Algerian authorities on March 13 threatened to withdraw for good the media accreditation of international television broadcaster France 24, alleging “blatant bias” in its coverage of the country’s pro-democracy protest movement.

“A final warning before the permanent withdrawal of accreditation was sent to France 24,” a ministry statement said.

“The bias of France 24 in the coverage of the Friday [March 12] marches is blatant, going so far as to resort, without restraint, to archival images . . . to help anti-national remnants consisting of reactionary or separatist organisations,” the communications ministry alleged.

It was referring to the outlawed Islamist movement Rachad and Movement for the Self-Determination of Kabylie (MAK), a traditionally restive region in the northeast.

“We are trying to do our work as honestly as possible,” France 24 director Marc Saikali told AFP. “We’re just doing our job within the rules which have been set out.

“We don’t take sides, and we certainly don’t have any kind of agenda aimed at destroying anything.”

Anti-regime protests broke out in Algeria in February 2019 when then-president Abdelaziz Bouteflika said he would stand for a fifth term in office.

The ailing strongman was forced to step down weeks later, but the movement has continued with demonstrations demanding a sweeping overhaul of a ruling system in place since Algeria’s independence from France in 1962.

Communications minister and government spokesman Ammar Belhimer summoned the France 24 bureau accredited in Algiers to warn “against what appears to be subversive activity, illustrated by unprofessional practices hostile to our country”, the official Algeria Press Service (APS) reported.

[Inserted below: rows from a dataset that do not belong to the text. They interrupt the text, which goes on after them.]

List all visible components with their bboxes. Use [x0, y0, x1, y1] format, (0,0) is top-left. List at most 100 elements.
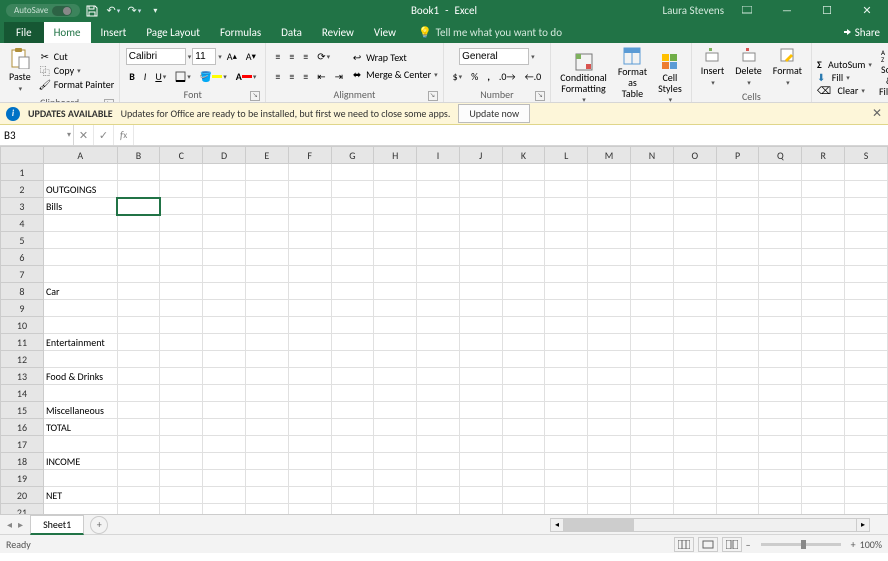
col-header-R[interactable]: R — [802, 147, 845, 164]
cell-A10[interactable] — [43, 317, 117, 334]
cell-E12[interactable] — [245, 351, 288, 368]
col-header-S[interactable]: S — [845, 147, 888, 164]
cell-J19[interactable] — [459, 470, 502, 487]
cell-M18[interactable] — [588, 453, 631, 470]
cell-K10[interactable] — [502, 317, 545, 334]
cell-B1[interactable] — [117, 164, 160, 181]
col-header-O[interactable]: O — [673, 147, 716, 164]
cell-I8[interactable] — [417, 283, 460, 300]
cell-G7[interactable] — [331, 266, 374, 283]
scroll-track[interactable] — [564, 518, 856, 532]
col-header-C[interactable]: C — [160, 147, 203, 164]
cell-B2[interactable] — [117, 181, 160, 198]
cell-B14[interactable] — [117, 385, 160, 402]
cell-S20[interactable] — [845, 487, 888, 504]
cell-P10[interactable] — [716, 317, 759, 334]
cell-C16[interactable] — [160, 419, 203, 436]
cell-C4[interactable] — [160, 215, 203, 232]
cell-L18[interactable] — [545, 453, 588, 470]
cell-J2[interactable] — [459, 181, 502, 198]
cell-K13[interactable] — [502, 368, 545, 385]
cell-F21[interactable] — [288, 504, 331, 515]
cell-P9[interactable] — [716, 300, 759, 317]
row-header-8[interactable]: 8 — [1, 283, 44, 300]
cell-I10[interactable] — [417, 317, 460, 334]
cell-L20[interactable] — [545, 487, 588, 504]
cell-B18[interactable] — [117, 453, 160, 470]
cell-A21[interactable] — [43, 504, 117, 515]
close-icon[interactable]: ✕ — [850, 0, 884, 21]
cell-L13[interactable] — [545, 368, 588, 385]
clear-button[interactable]: ⌫ Clear▾ — [817, 84, 872, 97]
cell-Q8[interactable] — [759, 283, 802, 300]
cell-B8[interactable] — [117, 283, 160, 300]
cell-N8[interactable] — [631, 283, 674, 300]
cell-I7[interactable] — [417, 266, 460, 283]
page-break-view-button[interactable] — [722, 537, 742, 552]
cell-K6[interactable] — [502, 249, 545, 266]
cell-G2[interactable] — [331, 181, 374, 198]
cell-R13[interactable] — [802, 368, 845, 385]
cell-K2[interactable] — [502, 181, 545, 198]
cell-M2[interactable] — [588, 181, 631, 198]
cell-A13[interactable]: Food & Drinks — [43, 368, 117, 385]
cell-F15[interactable] — [288, 402, 331, 419]
col-header-N[interactable]: N — [631, 147, 674, 164]
cell-B4[interactable] — [117, 215, 160, 232]
cell-S8[interactable] — [845, 283, 888, 300]
cell-L17[interactable] — [545, 436, 588, 453]
format-painter-button[interactable]: 🖌Format Painter — [38, 77, 114, 91]
cell-N13[interactable] — [631, 368, 674, 385]
page-layout-view-button[interactable] — [698, 537, 718, 552]
cell-J15[interactable] — [459, 402, 502, 419]
cell-Q19[interactable] — [759, 470, 802, 487]
cell-G4[interactable] — [331, 215, 374, 232]
cell-F14[interactable] — [288, 385, 331, 402]
cell-O6[interactable] — [673, 249, 716, 266]
cell-S17[interactable] — [845, 436, 888, 453]
cell-J1[interactable] — [459, 164, 502, 181]
row-header-9[interactable]: 9 — [1, 300, 44, 317]
cell-J9[interactable] — [459, 300, 502, 317]
cell-D12[interactable] — [203, 351, 246, 368]
cell-E14[interactable] — [245, 385, 288, 402]
cell-L11[interactable] — [545, 334, 588, 351]
cell-E6[interactable] — [245, 249, 288, 266]
cell-K14[interactable] — [502, 385, 545, 402]
share-button[interactable]: Share — [833, 22, 888, 43]
cell-F12[interactable] — [288, 351, 331, 368]
update-now-button[interactable]: Update now — [458, 104, 530, 123]
cell-D17[interactable] — [203, 436, 246, 453]
cell-K5[interactable] — [502, 232, 545, 249]
cell-K15[interactable] — [502, 402, 545, 419]
cell-O18[interactable] — [673, 453, 716, 470]
cell-C17[interactable] — [160, 436, 203, 453]
cell-H21[interactable] — [374, 504, 417, 515]
cell-P13[interactable] — [716, 368, 759, 385]
cell-L4[interactable] — [545, 215, 588, 232]
cell-B20[interactable] — [117, 487, 160, 504]
cell-D9[interactable] — [203, 300, 246, 317]
cell-E2[interactable] — [245, 181, 288, 198]
cell-Q9[interactable] — [759, 300, 802, 317]
align-top-button[interactable]: ≡ — [271, 48, 284, 65]
cell-Q7[interactable] — [759, 266, 802, 283]
row-header-21[interactable]: 21 — [1, 504, 44, 515]
cell-B17[interactable] — [117, 436, 160, 453]
cell-A1[interactable] — [43, 164, 117, 181]
cell-D11[interactable] — [203, 334, 246, 351]
cell-N7[interactable] — [631, 266, 674, 283]
cell-H18[interactable] — [374, 453, 417, 470]
row-header-5[interactable]: 5 — [1, 232, 44, 249]
cell-G18[interactable] — [331, 453, 374, 470]
font-dialog-launcher[interactable]: ↘ — [250, 91, 260, 101]
cancel-formula-button[interactable]: ✕ — [74, 125, 94, 145]
cell-S19[interactable] — [845, 470, 888, 487]
cell-H10[interactable] — [374, 317, 417, 334]
cell-I1[interactable] — [417, 164, 460, 181]
cell-I21[interactable] — [417, 504, 460, 515]
cell-R14[interactable] — [802, 385, 845, 402]
undo-icon[interactable]: ↶▾ — [104, 2, 122, 20]
zoom-level[interactable]: 100% — [860, 538, 882, 551]
cell-Q12[interactable] — [759, 351, 802, 368]
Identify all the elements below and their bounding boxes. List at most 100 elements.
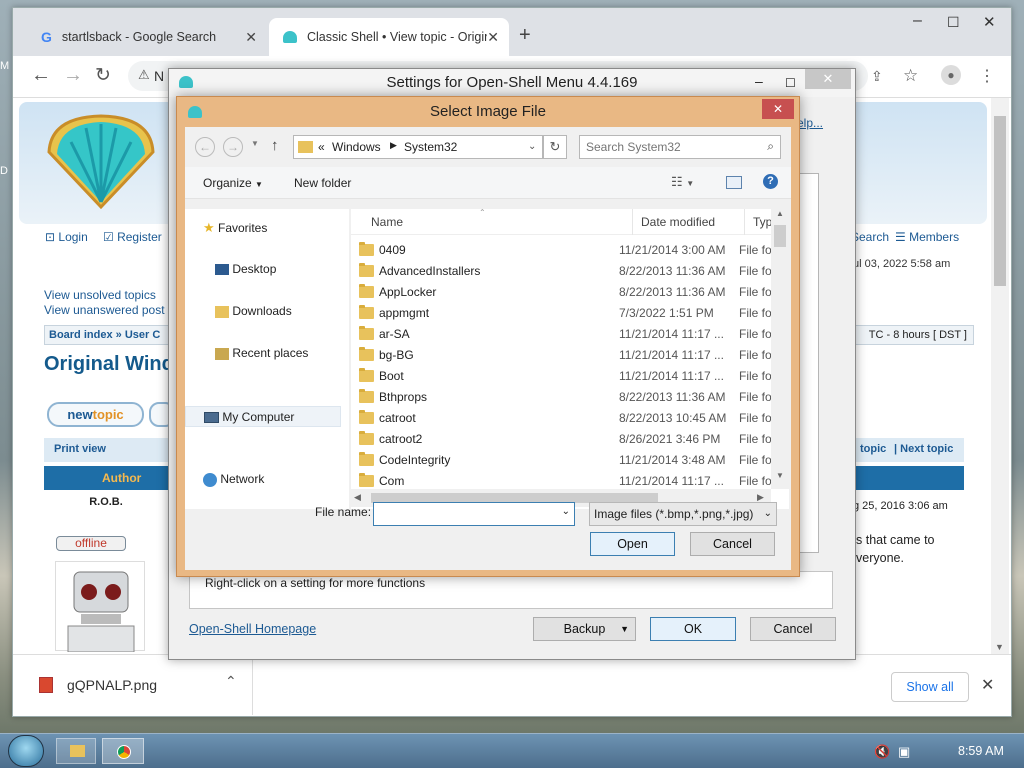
scroll-up-arrow-icon[interactable]: ▲ [776, 209, 784, 218]
file-date: 8/22/2013 11:36 AM [619, 285, 726, 299]
image-dialog-cancel-button[interactable]: Cancel [690, 532, 775, 556]
network-icon[interactable]: ▣ [898, 744, 910, 760]
start-button[interactable] [8, 735, 44, 767]
maximize-icon[interactable]: ☐ [785, 69, 796, 97]
window-minimize-button[interactable]: – [913, 12, 922, 30]
scroll-down-arrow-icon[interactable]: ▼ [995, 642, 1004, 652]
new-topic-button[interactable]: newtopic [47, 402, 144, 427]
breadcrumb-board-index[interactable]: Board index [49, 329, 113, 341]
path-dropdown-icon[interactable]: ⌄ [528, 141, 536, 152]
close-tab-icon[interactable]: ✕ [245, 29, 257, 46]
refresh-button[interactable]: ↻ [543, 135, 567, 159]
taskbar-chrome-button[interactable] [102, 738, 144, 764]
next-topic-link[interactable]: | Next topic [894, 438, 953, 460]
help-icon[interactable]: ? [763, 174, 778, 189]
view-options-icon[interactable]: ☷ ▼ [671, 174, 694, 190]
view-unanswered-link[interactable]: View unanswered post [44, 303, 165, 317]
nav-my-computer[interactable]: My Computer [185, 406, 341, 427]
new-folder-button[interactable]: New folder [294, 176, 351, 190]
print-view-link[interactable]: Print view [54, 443, 106, 455]
column-date-modified[interactable]: Date modified [632, 209, 715, 235]
file-row[interactable]: catroot2 8/26/2021 3:46 PM File fol [351, 429, 774, 450]
open-shell-homepage-link[interactable]: Open-Shell Homepage [189, 622, 316, 636]
nav-network[interactable]: Network [203, 469, 367, 490]
cancel-button[interactable]: Cancel [750, 617, 836, 641]
file-type-select[interactable]: Image files (*.bmp,*.png,*.jpg) ⌄ [589, 502, 777, 526]
window-maximize-button[interactable]: ☐ [947, 14, 960, 31]
scrollbar-thumb[interactable] [774, 225, 786, 247]
members-link[interactable]: ☰ Members [895, 230, 959, 244]
column-name[interactable]: Name [371, 209, 403, 235]
image-dialog-close-button[interactable]: ✕ [762, 99, 794, 119]
file-list-scrollbar[interactable]: ▲ ▼ [771, 209, 789, 489]
file-row[interactable]: bg-BG 11/21/2014 11:17 ... File fol [351, 345, 774, 366]
window-close-button[interactable]: ✕ [983, 13, 996, 31]
download-item[interactable]: gQPNALP.png ⌃ [13, 655, 253, 715]
new-tab-button[interactable]: + [519, 24, 531, 47]
view-unsolved-link[interactable]: View unsolved topics [44, 288, 156, 302]
preview-pane-icon[interactable] [726, 176, 742, 189]
back-arrow-icon[interactable]: ← [31, 64, 51, 87]
file-row[interactable]: AppLocker 8/22/2013 11:36 AM File fol [351, 282, 774, 303]
path-segment-windows[interactable]: Windows [332, 140, 381, 154]
chevron-down-icon[interactable]: ⌄ [562, 506, 570, 517]
menu-kebab-icon[interactable]: ⋮ [979, 66, 995, 86]
file-name-input[interactable]: ⌄ [373, 502, 575, 526]
tab-classic-shell[interactable]: Classic Shell • View topic - Origin ✕ [269, 18, 509, 56]
search-input[interactable] [586, 140, 756, 154]
clock-time[interactable]: 8:59 AM [958, 744, 1004, 758]
path-segment-system32[interactable]: System32 [404, 140, 457, 154]
scrollbar-thumb[interactable] [994, 116, 1006, 286]
breadcrumb-user[interactable]: User C [125, 329, 160, 341]
file-row[interactable]: Boot 11/21/2014 11:17 ... File fol [351, 366, 774, 387]
share-icon[interactable]: ⇪ [871, 68, 883, 85]
settings-close-button[interactable]: ✕ [805, 69, 851, 89]
help-link[interactable]: elp... [797, 116, 823, 130]
organize-button[interactable]: Organize ▼ [203, 176, 263, 190]
file-row[interactable]: Bthprops 8/22/2013 11:36 AM File fol [351, 387, 774, 408]
scroll-down-arrow-icon[interactable]: ▼ [776, 471, 784, 480]
page-scrollbar[interactable]: ▼ [991, 98, 1009, 658]
file-row[interactable]: 0409 11/21/2014 3:00 AM File fol [351, 240, 775, 261]
search-icon[interactable]: ⌕ [767, 139, 774, 154]
profile-icon[interactable]: ● [941, 65, 961, 85]
file-row[interactable]: CodeIntegrity 11/21/2014 3:48 AM File fol [351, 450, 774, 471]
login-link[interactable]: ⊡ Login [45, 230, 88, 244]
previous-topic-link[interactable]: topic [860, 438, 886, 460]
ok-button[interactable]: OK [650, 617, 736, 641]
scroll-left-arrow-icon[interactable]: ◀ [354, 492, 361, 503]
back-arrow-icon[interactable]: ← [195, 137, 215, 157]
recent-locations-chevron-icon[interactable]: ▼ [251, 139, 259, 148]
file-row[interactable]: catroot 8/22/2013 10:45 AM File fol [351, 408, 774, 429]
minimize-icon[interactable]: – [755, 67, 763, 95]
address-path-bar[interactable]: « Windows ▶ System32 ⌄ [293, 135, 543, 159]
bookmark-star-icon[interactable]: ☆ [903, 66, 918, 86]
file-date: 11/21/2014 3:00 AM [619, 243, 726, 257]
file-row[interactable]: appmgmt 7/3/2022 1:51 PM File fol [351, 303, 774, 324]
forward-arrow-icon[interactable]: → [223, 137, 243, 157]
backup-button[interactable]: Backup ▼ [533, 617, 636, 641]
search-box[interactable]: ⌕ [579, 135, 781, 159]
nav-favorites[interactable]: ★ Favorites [203, 217, 367, 238]
taskbar-explorer-button[interactable] [56, 738, 96, 764]
tab-google-search[interactable]: G startlsback - Google Search ✕ [27, 18, 267, 56]
file-name-field[interactable] [378, 506, 548, 520]
show-all-button[interactable]: Show all [891, 672, 969, 702]
register-link[interactable]: ☑ Register [103, 230, 162, 244]
close-download-bar-icon[interactable]: ✕ [981, 675, 994, 695]
file-name: catroot2 [379, 432, 423, 446]
file-date: 8/26/2021 3:46 PM [619, 432, 721, 446]
file-date: 11/21/2014 3:48 AM [619, 453, 726, 467]
file-type: File fol [739, 243, 775, 257]
volume-muted-icon[interactable]: 🔇 [874, 744, 890, 760]
up-arrow-icon[interactable]: ↑ [271, 137, 279, 154]
reload-icon[interactable]: ↻ [95, 64, 111, 87]
file-row[interactable]: ar-SA 11/21/2014 11:17 ... File fol [351, 324, 774, 345]
file-row[interactable]: AdvancedInstallers 8/22/2013 11:36 AM File… [351, 261, 774, 282]
author-name: R.O.B. [89, 496, 123, 508]
forward-arrow-icon[interactable]: → [63, 64, 83, 87]
open-button[interactable]: Open [590, 532, 675, 556]
chevron-up-icon[interactable]: ⌃ [225, 673, 237, 690]
search-link[interactable]: Search [851, 230, 889, 244]
close-tab-icon[interactable]: ✕ [487, 29, 499, 46]
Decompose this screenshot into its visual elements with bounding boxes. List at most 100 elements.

According to the ministry, the channel “is striving to rejuvenate at all costs these counter-revolutionary ‘prefabricated upheavals’ instigated by NGOs that are well-established in Paris and other European capitals” – a reference to press freedom watchdog Reporters Without Borders (RSF) and rights group Amnesty International, among others.

Foreign media working in Algeria are subject to bureaucratic, opaque and arbitrary press accreditation procedures which grant them permission to work in the country.

Agence France-Presse’s (AFP) Algeria bureau chief, Philippe Agret, was appointed in October 2019, but authorities have failed without explanation to provide him with any accreditation.

Working conditions remain difficult for Algerian journalists, who are exposed to prosecution and even imprisonment, as well as hostility from some activists.

On March 12, a France 24 team was among journalists who were verbally abused by a group of protesters taking part in the weekly demonstrations, an AFP reporter witnessed.

Demonstrators have charged some foreign media of siding with the regime, while Algerian journalists working for French outlets have been accused of representing a country seen as a supporter of President Abdelmadjid Tebboune.

Tebboune was elected in December 2019 on low turnout in a poll boycotted by the protest movement.

RSF ranked Algeria 146 out of 180 countries and territories in its 2020 World Press Freedom Index, a 27-place drop from 2015.